Novartis has been investing heavily in its cardiovascular pipeline this year, forging partnerships with Flagship startup ProFound Therapeutics and China’s Argo Biopharmaceutical, among others.
For the fourth time this year, Novartis is using its wallet to beef up its heart disease pipeline, acquiring New York-based Tourmaline Bio.
Under the terms of the deal, announced early on Tuesday, Novartis, through an “indirect, wholly owned” but undisclosed subsidiary, will purchase all of Tourmaline’s outstanding shares for $48 apiece—an offer that, according to analysts at Truist Securities, represents a roughly 60% premium on the biotech’s closing trade price on Monday. All told, the acquisition agreement values Tourmaline at around $1.4 billion on a fully diluted basis.
Truist, in a Tuesday morning note, called the transaction “a good deal” given the pharma’s “strong footprint” in the cardiovascular space. The companies expect to complete the buyout in the fourth quarter, pending customary conditions. The respective boards of directors of both companies have already unanimously signed off on the arrangement.
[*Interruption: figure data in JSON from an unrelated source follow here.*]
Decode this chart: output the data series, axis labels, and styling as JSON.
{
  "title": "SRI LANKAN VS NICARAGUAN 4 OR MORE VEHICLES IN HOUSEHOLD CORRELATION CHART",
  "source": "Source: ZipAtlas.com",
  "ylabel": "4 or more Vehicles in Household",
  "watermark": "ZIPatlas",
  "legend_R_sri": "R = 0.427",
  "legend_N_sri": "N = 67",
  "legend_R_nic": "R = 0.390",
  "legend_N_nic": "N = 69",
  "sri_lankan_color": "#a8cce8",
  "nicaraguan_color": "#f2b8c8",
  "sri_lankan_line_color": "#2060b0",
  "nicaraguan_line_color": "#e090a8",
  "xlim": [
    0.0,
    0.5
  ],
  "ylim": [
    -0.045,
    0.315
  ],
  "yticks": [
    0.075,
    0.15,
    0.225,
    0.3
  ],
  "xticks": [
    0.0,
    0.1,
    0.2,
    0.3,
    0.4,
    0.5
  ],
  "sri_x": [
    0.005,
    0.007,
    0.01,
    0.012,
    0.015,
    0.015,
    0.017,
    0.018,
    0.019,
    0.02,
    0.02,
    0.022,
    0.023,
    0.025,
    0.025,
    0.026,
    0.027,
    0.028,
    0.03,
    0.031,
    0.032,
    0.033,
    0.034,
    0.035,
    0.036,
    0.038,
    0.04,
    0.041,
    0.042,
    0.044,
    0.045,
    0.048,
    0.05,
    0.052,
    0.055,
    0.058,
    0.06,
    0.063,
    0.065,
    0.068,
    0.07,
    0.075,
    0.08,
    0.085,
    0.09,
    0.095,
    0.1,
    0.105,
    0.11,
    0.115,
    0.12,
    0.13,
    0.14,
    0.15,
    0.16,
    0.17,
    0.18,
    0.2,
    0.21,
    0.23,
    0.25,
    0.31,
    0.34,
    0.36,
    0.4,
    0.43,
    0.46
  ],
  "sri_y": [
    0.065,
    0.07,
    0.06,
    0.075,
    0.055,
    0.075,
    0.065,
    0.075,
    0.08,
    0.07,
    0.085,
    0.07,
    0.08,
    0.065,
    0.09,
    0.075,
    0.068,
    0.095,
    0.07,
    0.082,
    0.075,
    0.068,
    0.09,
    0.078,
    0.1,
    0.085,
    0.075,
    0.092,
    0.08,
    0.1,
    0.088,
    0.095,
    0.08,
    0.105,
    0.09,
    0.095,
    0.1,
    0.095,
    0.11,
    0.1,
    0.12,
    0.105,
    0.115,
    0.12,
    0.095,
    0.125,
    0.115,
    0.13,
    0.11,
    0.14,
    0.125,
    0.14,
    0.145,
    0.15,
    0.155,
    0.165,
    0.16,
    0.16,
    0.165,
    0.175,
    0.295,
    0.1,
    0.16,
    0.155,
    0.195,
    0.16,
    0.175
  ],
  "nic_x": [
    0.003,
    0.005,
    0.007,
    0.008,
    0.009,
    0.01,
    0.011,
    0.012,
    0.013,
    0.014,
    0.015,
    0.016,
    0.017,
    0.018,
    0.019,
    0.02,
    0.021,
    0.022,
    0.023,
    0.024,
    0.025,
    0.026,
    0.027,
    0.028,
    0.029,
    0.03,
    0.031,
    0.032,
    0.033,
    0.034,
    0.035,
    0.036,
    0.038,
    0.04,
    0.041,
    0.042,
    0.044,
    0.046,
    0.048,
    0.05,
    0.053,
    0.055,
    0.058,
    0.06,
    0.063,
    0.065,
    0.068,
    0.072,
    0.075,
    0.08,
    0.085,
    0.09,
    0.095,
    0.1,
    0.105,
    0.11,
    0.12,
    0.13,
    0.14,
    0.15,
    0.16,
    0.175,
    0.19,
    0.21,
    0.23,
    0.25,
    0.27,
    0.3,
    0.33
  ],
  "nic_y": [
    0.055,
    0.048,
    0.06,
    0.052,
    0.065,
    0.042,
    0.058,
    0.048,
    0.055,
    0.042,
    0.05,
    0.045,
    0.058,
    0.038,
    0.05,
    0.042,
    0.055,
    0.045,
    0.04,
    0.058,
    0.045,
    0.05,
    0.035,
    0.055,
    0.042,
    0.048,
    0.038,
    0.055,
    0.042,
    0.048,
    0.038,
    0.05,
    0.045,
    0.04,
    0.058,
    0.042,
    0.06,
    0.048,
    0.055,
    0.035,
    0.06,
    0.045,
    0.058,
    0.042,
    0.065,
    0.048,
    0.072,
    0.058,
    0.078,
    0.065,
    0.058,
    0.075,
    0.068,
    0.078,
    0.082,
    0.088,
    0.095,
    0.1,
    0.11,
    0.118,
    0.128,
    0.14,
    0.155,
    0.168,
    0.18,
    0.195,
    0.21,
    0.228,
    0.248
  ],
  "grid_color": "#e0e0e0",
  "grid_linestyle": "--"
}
Shares of Tourmaline were up 13% at close Monday and are up 58% in pre-market trading Tuesday.
The centerpiece of the acquisition is pacibekitug, an investigational monoclonal antibody that works by targeting the IL-6 protein and is being trialed for atherosclerotic cardiovascular disease (ASCVD). In May, Tourmaline presented topline data from the Phase II TRANQUILITY study, touting a “rapid, deep, and durable” reduction in levels of high-sensitivity C-reactive protein, a key marker of inflammation linked to elevated cardiovascular disease.
At the time, Tourmaline positioned findings from TRANQUILITY as the “starting point” of the clinical development program of pacibekitug in ASCVD and other cardiovascular conditions.
Pacibekitug “represents a potential breakthrough” in lowering residual inflammation in ASCVD patients, Novartis Chief Medical Officer Shreeram Aradhye said in a statement on Tuesday. Novartis has yet to provide details regarding its plans for pacibekitug moving forward.
Tuesday’s acquisition of Tourmaline comes shortly after Novartis expanded its partnership with China’s Argo Biopharmaceutical. The pharma last week paid $160 million upfront and pledged up to $5.2 billion in milestone payments to collaborate on “multiple” RNAi assets for cardiovascular disease, as well as leveraging the biotech’s siRNA drug development platform. Argo and Novartis first partnered in January 2024.
Novartis in February also put $3.1 billion on the line to acquire private biotech Anthos Therapeutics and regain the rights to its anticoagulant antibody abelacimab. Then, in June, the pharma entered into a multi-target arrangement with Flagship Pioneering’s ProFound Therapeutics to develop novel protein therapies for cardiovascular conditions. This agreement involved a $25 million upfront payment and up to $750 million in milestones per target.